Taken Out of Context: Walls on RISD's Walls

I’ve always felt a personal connection to murals. From the streets of Southern California to the entryway of my childhood home, the art form was everywhere growing up. It was the first medium of visual art that I interacted with and thought was beautiful. 

Murals capture and represent a moment in time. They can be made for a number of reasons, from the personal to the political. And unlike artwork typically found in a museum, one does not need to enter into a space to see them. However, although they are accessible, they are also quite vulnerable. Almost paradoxically, because murals are attached to buildings and the built environment, it is easy for them to be altered or destroyed.

Left: Unknown (Chinese), Fragment from a Mural, 1500s-1600s. Gift of Mr. Cornelius Ruxton Love 51.559. Right: Unknown (Roman), Fragment of a wall depicting a candelabrum, 14-37 CE. Mary B. Jackson Fund 41.019

So when I saw these murals from China and Pompeii hanging on the walls of the RISD Museum, I was taken aback. Museums allow visitors to learn about different parts of the world that they otherwise wouldn’t have access to. However, in both cases, in order to share part of a story with the people of Providence, the full stories of these murals has been permanently lost.

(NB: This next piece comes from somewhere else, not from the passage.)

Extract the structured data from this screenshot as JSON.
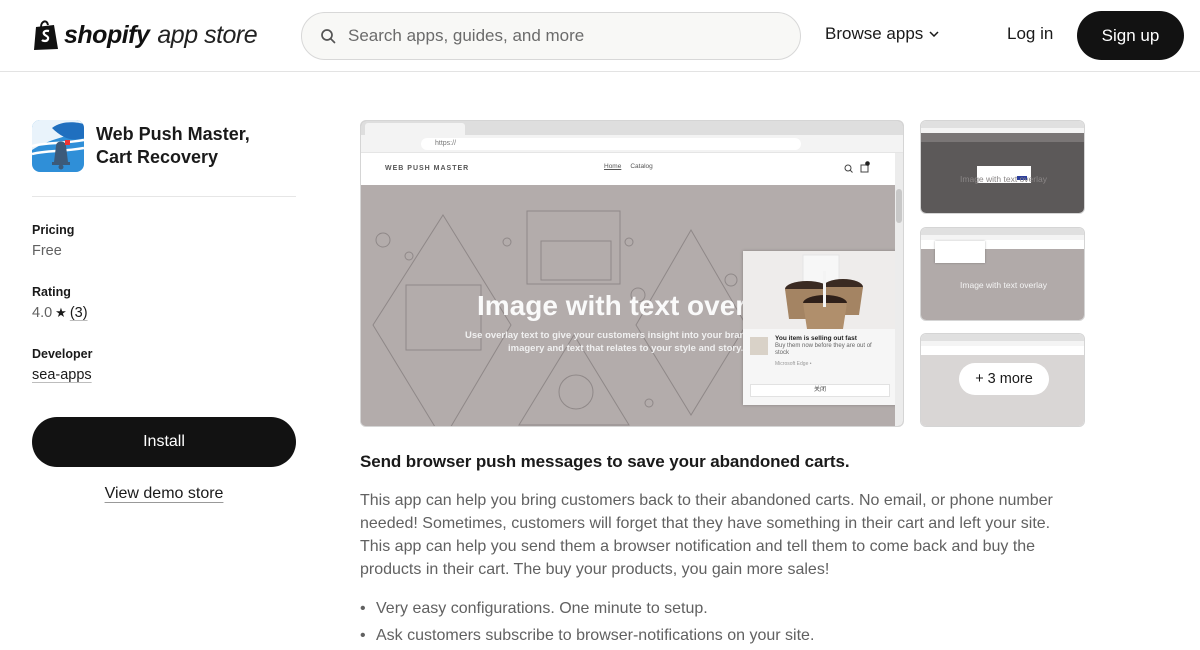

For example, we know that this Ming Dynasty mural depicts Magu, a Daoist immortal seen as a protector of life and women. But what was happening around Magu? Who else would have been around her and how would they have been portrayed? 

This same thought experiment can be applied to the wall fragment from Pompeii. Although we know that the wall was most likely found in a dining room, where in the dining room was it? This fragment depicts a candelabrum; were there other candelabra throughout the rest of the room? 

Visitors can learn so much from having these pieces in RISD’s collections. And yet, we also know so little. 

In many ways, murals remind me of tattoos– a permanent piece of art that can say something about both the person who created it and the person who wears it. Tattoos, like murals, have the ability to tell a story.

For example, one of my tattoos features a feather landing softly on water with a small halo around it. Meant to symbolize that in my darkest moments, my family always managed to catch me and help me land more gracefully than I ever could alone, the tattoo reminds me to keep going. Every part of my tattoo is necessary. As such, if I were to remove any part of it (as I have shown below with the help of Photoshop), the context of it would shift. 

When I remove the water from the bottom of the tattoo, it seems as though the feather is in free fall. There is no graceful landing–instead there is an anxious energy to it.

If I remove the feather, the story of the tattoo seems to disappear with it. It is unclear why there is water or a halo and the tattoo seems to be empty rather than full of meaning.

When the halo is removed, the uniqueness of the moment is lost. To have a family who stands behind you is a precious and rare gift. Without the halo, the tattoo, and the meaning behind it, becomes less special.

My tattoo as it looked on the day that I got it. It has three main elements: a feather, a halo, and water.

Although my tattoo may not hold the same amount of cultural significance as the pieces in RISD’s collection, this thought experiment helps show how meaning is lost when only parts of a work are removed. 

The fragments in the collection represent a period of collecting that was not too long ago. Although the RISD Museum acquired the works through legal avenues that are consistent with contemporary museum collecting processes, murals like these were brought to the United States by Western-centric archeologists in the late 1800s andearly 1900s who had little regard and respect for cultures outside of their own. To them, these wall fragments were little more than mementos, pieces that caught their eye that could be easily excavated. And because it is unclear exactly where these pieces came from (which temple? Which dining room?), visitors to the museum will never be able to fully and properly understand the works. 

Although these works’ past is rather sobering, their futures are not. Museums work continually to recontextualize the art in their collection, and the RISD Museum is no exception. There are many possibilities for additions to these murals’ incomplete story, from updated wall texts to artist interventions.

 

Aubrey Beam was the 2022 Mellon Summer Intern in Contemporary Art. Aubrey is a second-year master’s student at Tufts University studying art history and museum studies.